Livewell Southwest has been described as a “pioneering social enterprise”, one of a number carved out of the privatisation of the NHS. A “community interest company”, created under the then Labour-controlled local authority, it took control of much of the city’s social and mental health provision. Last year, the “not for profit” enterprise made a £970,000 surplus, enabling it to hike the salary of its highest-paid director to £180,000 from £153,000.

Such moves are part of the systematic running down of social provision, especially after the 2008 financial crash and the imposition of austerity, with expenditure on public services as a share of GDP slashed to its lowest levels since the 1930s. COVID-19 has been used as the pretext for transferring even greater amounts of social wealth to the super rich, while public provision, especially in health care, is collapsing.

Finally, there is the question as to how Davison was able to hold a gun licence, despite his mental health diagnosis and previous violent incidents.

Devon and Cornwall Police has referred itself to the Independent Office for Police Conduct. Local police oversee the issuing of shotgun and firearm certificates on the grounds that they are more aware of mitigating circumstances.

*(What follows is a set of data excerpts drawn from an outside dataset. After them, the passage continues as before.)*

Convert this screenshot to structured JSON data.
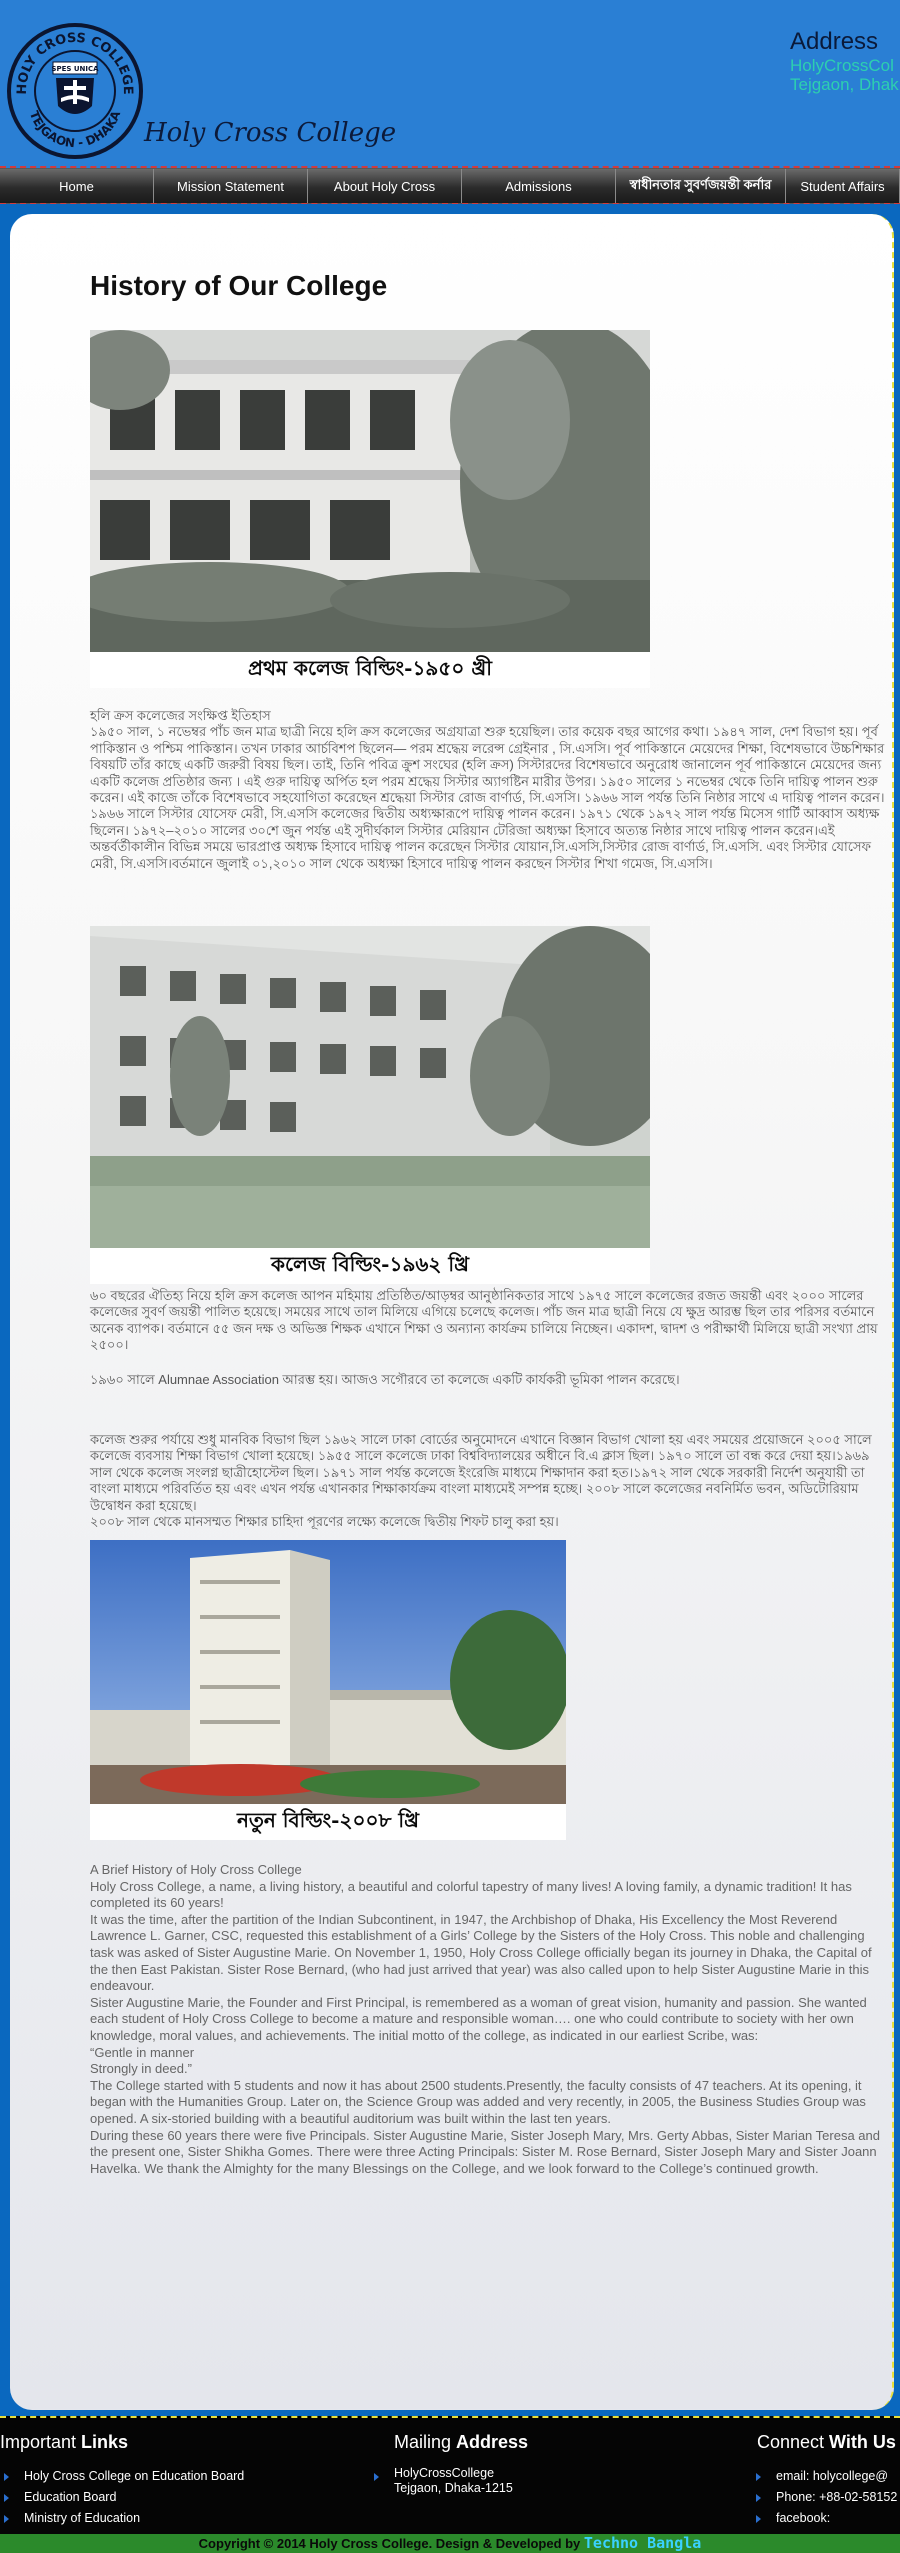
{
  "header": {
    "seal_text_top": "HOLY CROSS COLLEGE",
    "seal_text_bottom": "TEJGAON - DHAKA",
    "seal_motto": "SPES UNICA",
    "script_name": "Holy Cross College",
    "address_title": "Address",
    "address_line1": "HolyCrossCol",
    "address_line2": "Tejgaon, Dhak"
  },
  "nav": [
    {
      "label": "Home"
    },
    {
      "label": "Mission Statement"
    },
    {
      "label": "About Holy Cross"
    },
    {
      "label": "Admissions"
    },
    {
      "label": "স্বাধীনতার সুবর্ণজয়ন্তী কর্নার"
    },
    {
      "label": "Student Affairs"
    }
  ],
  "page_title": "History of Our College",
  "photos": {
    "p1_caption": "প্রথম কলেজ বিল্ডিং-১৯৫০ খ্রী",
    "p2_caption": "কলেজ বিল্ডিং-১৯৬২   খ্রি",
    "p3_caption": "নতুন বিল্ডিং-২০০৮ খ্রি"
  },
  "bangla": {
    "b1": "হলি ক্রস কলেজের সংক্ষিপ্ত ইতিহাস\n১৯৫০ সাল, ১ নভেম্বর পাঁচ জন মাত্র ছাত্রী নিয়ে হলি ক্রস কলেজের অগ্রযাত্রা শুরু হয়েছিল।  তার কয়েক বছর  আগের কথা। ১৯৪৭ সাল, দেশ বিভাগ হয়। পূর্ব পাকিস্তান ও পশ্চিম পাকিস্তান। তখন ঢাকার আর্চবিশপ  ছিলেন— পরম শ্রদ্ধেয় লরেন্স গ্রেইনার , সি.এসসি। পূর্ব পাকিস্তানে মেয়েদের শিক্ষা, বিশেষভাবে উচ্চশিক্ষার বিষয়টি তাঁর কাছে একটি জরুরী বিষয় ছিল। তাই, তিনি পবিত্র ক্রুশ সংঘের (হলি ক্রস) সিস্টারদের বিশেষভাবে অনুরোধ জানালেন পূর্ব পাকিস্তানে মেয়েদের জন্য একটি কলেজ প্রতিষ্ঠার জন্য । এই গুরু দায়িত্ব অর্পিত হল  পরম শ্রদ্ধেয় সিস্টার অ্যাগষ্টিন মারীর উপর। ১৯৫০ সালের ১ নভেম্বর থেকে তিনি দায়িত্ব  পালন শুরু করেন। এই কাজে তাঁকে বিশেষভাবে সহযোগিতা করেছেন শ্রদ্ধেয়া সিস্টার রোজ  বার্ণার্ড, সি.এসসি।  ১৯৬৬ সাল পর্যন্ত তিনি নিষ্ঠার সাথে এ দায়িত্ব পালন করেন। ১৯৬৬ সালে সিস্টার যোসেফ মেরী, সি.এসসি কলেজের দ্বিতীয় অধ্যক্ষারূপে দায়িত্ব পালন করেন। ১৯৭১ থেকে ১৯৭২ সাল পর্যন্ত মিসেস গার্টি আব্বাস অধ্যক্ষ ছিলেন। ১৯৭২–২০১০ সালের ৩০শে জুন পর্যন্ত এই সুদীর্ঘকাল সিস্টার মেরিয়ান টেরিজা অধ্যক্ষা হিসাবে অত্যন্ত নিষ্ঠার সাথে দায়িত্ব পালন করেন।এই অন্তর্বর্তীকালীন  বিভিন্ন সময়ে ভারপ্রাপ্ত অধ্যক্ষ হিসাবে দায়িত্ব পালন করেছেন সিস্টার যোয়ান,সি.এসসি,সিস্টার রোজ বার্ণার্ড, সি.এসসি. এবং সিস্টার যোসেফ মেরী, সি.এসসি।বর্তমানে জুলাই ০১,২০১০ সাল থেকে অধ্যক্ষা হিসাবে দায়িত্ব পালন করছেন সিস্টার শিখা গমেজ, সি.এসসি।",
    "b2": "৬০ বছরের ঐতিহ্য নিয়ে হলি ক্রস কলেজ আপন মহিমায় প্রতিষ্ঠিত/আড়ম্বর আনুষ্ঠানিকতার সাথে ১৯৭৫ সালে কলেজের রজত জয়ন্তী এবং ২০০০ সালের কলেজের সুবর্ণ জয়ন্তী পালিত হয়েছে। সময়ের সাথে তাল মিলিয়ে এগিয়ে  চলেছে কলেজ। পাঁচ জন মাত্র ছাত্রী নিয়ে  যে ক্ষুদ্র আরম্ভ ছিল তার পরিসর বর্তমানে অনেক ব্যাপক। বর্তমানে ৫৫ জন দক্ষ ও  অভিজ্ঞ শিক্ষক এখানে শিক্ষা ও অন্যান্য কার্যক্রম চালিয়ে নিচ্ছেন।  একাদশ, দ্বাদশ ও পরীক্ষার্থী মিলিয়ে ছাত্রী সংখ্যা প্রায় ২৫০০।",
    "b3": "১৯৬০ সালে Alumnae Association আরম্ভ হয়।   আজও সগৌরবে তা কলেজে একটি কার্যকরী ভূমিকা পালন করেছে।",
    "b4": "কলেজ শুরুর পর্যায়ে শুধু মানবিক বিভাগ ছিল ১৯৬২ সালে ঢাকা বোর্ডের অনুমোদনে এখানে বিজ্ঞান বিভাগ খোলা হয় এবং সময়ের প্রয়োজনে ২০০৫ সালে কলেজে ব্যবসায় শিক্ষা বিভাগ খোলা হয়েছে। ১৯৫৫ সালে কলেজে ঢাকা বিশ্ববিদ্যালয়ের অধীনে বি.এ ক্লাস ছিল। ১৯৭০ সালে তা বন্ধ করে দেয়া হয়।১৯৬৯ সাল থেকে কলেজ সংলগ্ন ছাত্রীহোস্টেল ছিল। ১৯৭১ সাল পর্যন্ত  কলেজে ইংরেজি মাধ্যমে শিক্ষাদান করা হত।১৯৭২ সাল থেকে সরকারী নির্দেশ অনুযায়ী তা বাংলা মাধ্যমে পরিবর্তিত হয় এবং এখন পর্যন্ত এখানকার শিক্ষাকার্যক্রম বাংলা মাধ্যমেই সম্পন্ন হচ্ছে। ২০০৮ সালে কলেজের নবনির্মিত ভবন, অডিটোরিয়াম উদ্বোধন করা হয়েছে।\n২০০৮ সাল থেকে মানসম্মত শিক্ষার চাহিদা পূরণের  লক্ষ্যে কলেজে দ্বিতীয় শিফট চালু  করা হয়।"
  },
  "english": {
    "heading": "A Brief History of Holy Cross College",
    "p1": "Holy Cross College, a name, a living history, a beautiful and colorful tapestry of many lives! A loving family, a dynamic tradition! It has completed its 60 years!",
    "p2": "It was the time, after the partition of the Indian Subcontinent, in 1947, the Archbishop of Dhaka, His Excellency the Most Reverend Lawrence L. Garner, CSC, requested this establishment of a Girls’ College by the Sisters of the Holy Cross. This noble and challenging task was asked of Sister Augustine Marie. On November 1, 1950, Holy Cross College officially began its journey in Dhaka, the Capital of the then East Pakistan. Sister Rose Bernard, (who had just arrived that year) was also called upon to help Sister Augustine Marie in this endeavour.",
    "p3": "Sister Augustine Marie, the Founder and First Principal, is remembered as a woman of great vision, humanity and passion. She wanted each student of Holy Cross College to become a mature and responsible woman…. one who could contribute to society with her own knowledge, moral values, and achievements. The initial motto of the college, as indicated in our earliest Scribe, was:",
    "p4": "“Gentle in manner",
    "p5": "Strongly in deed.”",
    "p6": "The College started with 5 students and now it has about 2500 students.Presently, the faculty consists of 47 teachers. At its opening, it began with the Humanities Group. Later on, the Science Group was added and very recently, in 2005, the Business Studies Group was opened. A six-storied building with a beautiful auditorium was built within the last ten years.",
    "p7": "During these 60 years there were five Principals.  Sister Augustine Marie, Sister Joseph Mary, Mrs. Gerty Abbas, Sister Marian Teresa and the present one, Sister Shikha Gomes. There were three Acting Principals: Sister M. Rose Bernard, Sister Joseph Mary and Sister Joann Havelka. We thank the Almighty for the many Blessings on the College, and we look forward to the College’s continued growth."
  },
  "footer": {
    "links_head_a": "Important ",
    "links_head_b": "Links",
    "links": [
      "Holy Cross College on Education Board",
      "Education Board",
      "Ministry of Education"
    ],
    "mail_head_a": "Mailing ",
    "mail_head_b": "Address",
    "mail_line1": "HolyCrossCollege",
    "mail_line2": "Tejgaon, Dhaka-1215",
    "connect_head_a": "Connect ",
    "connect_head_b": "With Us",
    "connect": [
      "email: holycollege@",
      "Phone: +88-02-58152",
      "facebook:"
    ],
    "copyright": "Copyright © 2014 Holy Cross College. Design & Developed by ",
    "brand": "Techno Bangla"
  }
}
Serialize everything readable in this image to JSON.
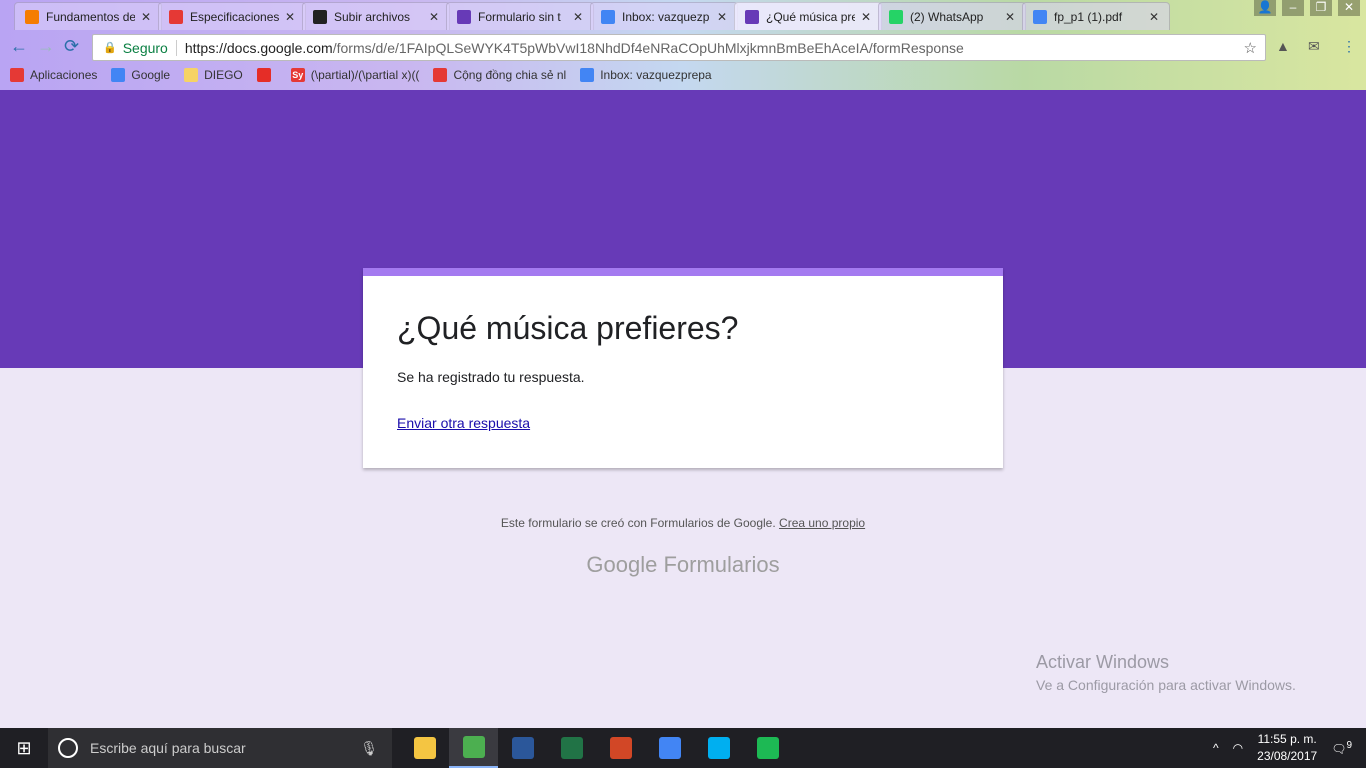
{
  "browser": {
    "tabs": [
      {
        "title": "Fundamentos de",
        "icon": "blogger-icon",
        "color": "#f57d00"
      },
      {
        "title": "Especificaciones",
        "icon": "pdf-icon",
        "color": "#e53935"
      },
      {
        "title": "Subir archivos",
        "icon": "github-icon",
        "color": "#222222"
      },
      {
        "title": "Formulario sin t",
        "icon": "forms-icon",
        "color": "#673ab7"
      },
      {
        "title": "Inbox: vazquezp",
        "icon": "inbox-icon",
        "color": "#4285f4"
      },
      {
        "title": "¿Qué música pre",
        "icon": "forms-icon",
        "color": "#673ab7",
        "active": true
      },
      {
        "title": "(2) WhatsApp",
        "icon": "whatsapp-icon",
        "color": "#25d366"
      },
      {
        "title": "fp_p1 (1).pdf",
        "icon": "file-icon",
        "color": "#4285f4"
      }
    ],
    "secure_label": "Seguro",
    "url_host": "https://docs.google.com",
    "url_path": "/forms/d/e/1FAIpQLSeWYK4T5pWbVwI18NhdDf4eNRaCOpUhMlxjkmnBmBeEhAceIA/formResponse",
    "bookmarks": [
      {
        "label": "Aplicaciones",
        "color": "#e53935"
      },
      {
        "label": "Google",
        "color": "#4285f4"
      },
      {
        "label": "DIEGO",
        "color": "#f6d365"
      },
      {
        "label": "",
        "color": "#e52d27"
      },
      {
        "label": "(\\partial)/(\\partial x)((",
        "color": "#e53935",
        "icon_text": "Sy"
      },
      {
        "label": "Cộng đồng chia sẻ nl",
        "color": "#e53935"
      },
      {
        "label": "Inbox: vazquezprepa",
        "color": "#4285f4"
      }
    ]
  },
  "form": {
    "title": "¿Qué música prefieres?",
    "confirmation": "Se ha registrado tu respuesta.",
    "another_link": "Enviar otra respuesta",
    "footer_text": "Este formulario se creó con Formularios de Google.",
    "footer_link": "Crea uno propio",
    "brand": "Google Formularios",
    "accent": "#673ab7"
  },
  "watermark": {
    "line1": "Activar Windows",
    "line2": "Ve a Configuración para activar Windows."
  },
  "taskbar": {
    "search_placeholder": "Escribe aquí para buscar",
    "apps": [
      {
        "name": "file-explorer",
        "color": "#f4c542"
      },
      {
        "name": "chrome",
        "color": "#4caf50",
        "active": true
      },
      {
        "name": "word",
        "color": "#2b579a"
      },
      {
        "name": "excel",
        "color": "#217346"
      },
      {
        "name": "powerpoint",
        "color": "#d24726"
      },
      {
        "name": "docs",
        "color": "#4285f4"
      },
      {
        "name": "skype",
        "color": "#00aff0"
      },
      {
        "name": "spotify",
        "color": "#1db954"
      }
    ],
    "time": "11:55 p. m.",
    "date": "23/08/2017",
    "notifications": "9"
  }
}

Gun licences are extremely hard to obtain. Recent figures show 567,358 people licenced to hold firearm/shotgun certificates, broadly unchanged over the last decade. Those applying need to show “good reason” for their request and must prove that they “pose no danger to public safety or the peace”. Independent referees must provide character references, criminal records are searched, and an applicant’s doctor is approached for evidence of alcoholism, drug abuse or signs of a personality disorder.

Yet Davison had a history of anger-related mental health issues. In 2016, he beat up a teenager and his girlfriend. In September 2020, he assaulted two teenagers in a skate park. His gun was taken away from him by police following that incident but returned to him just months later after he apparently attended an anger management course. He had reportedly beaten up his father around the same time.

Relatives of Davison’s victims have spoken of their anger that a young man with such a history was considered a suitable candidate for a shotgun. Williams asked, “How is it possible that a police officer read Jake’s history of obsessive compulsive disorder, anger issues and depression and concluded he should be allowed to own a firearm?”

It is a further tragedy that the victims and their families are unlikely to receive any satisfactory answer to their questions because that would mean the ruling elite admitting to the malignant tendencies they are responsible for incubating and encouraging.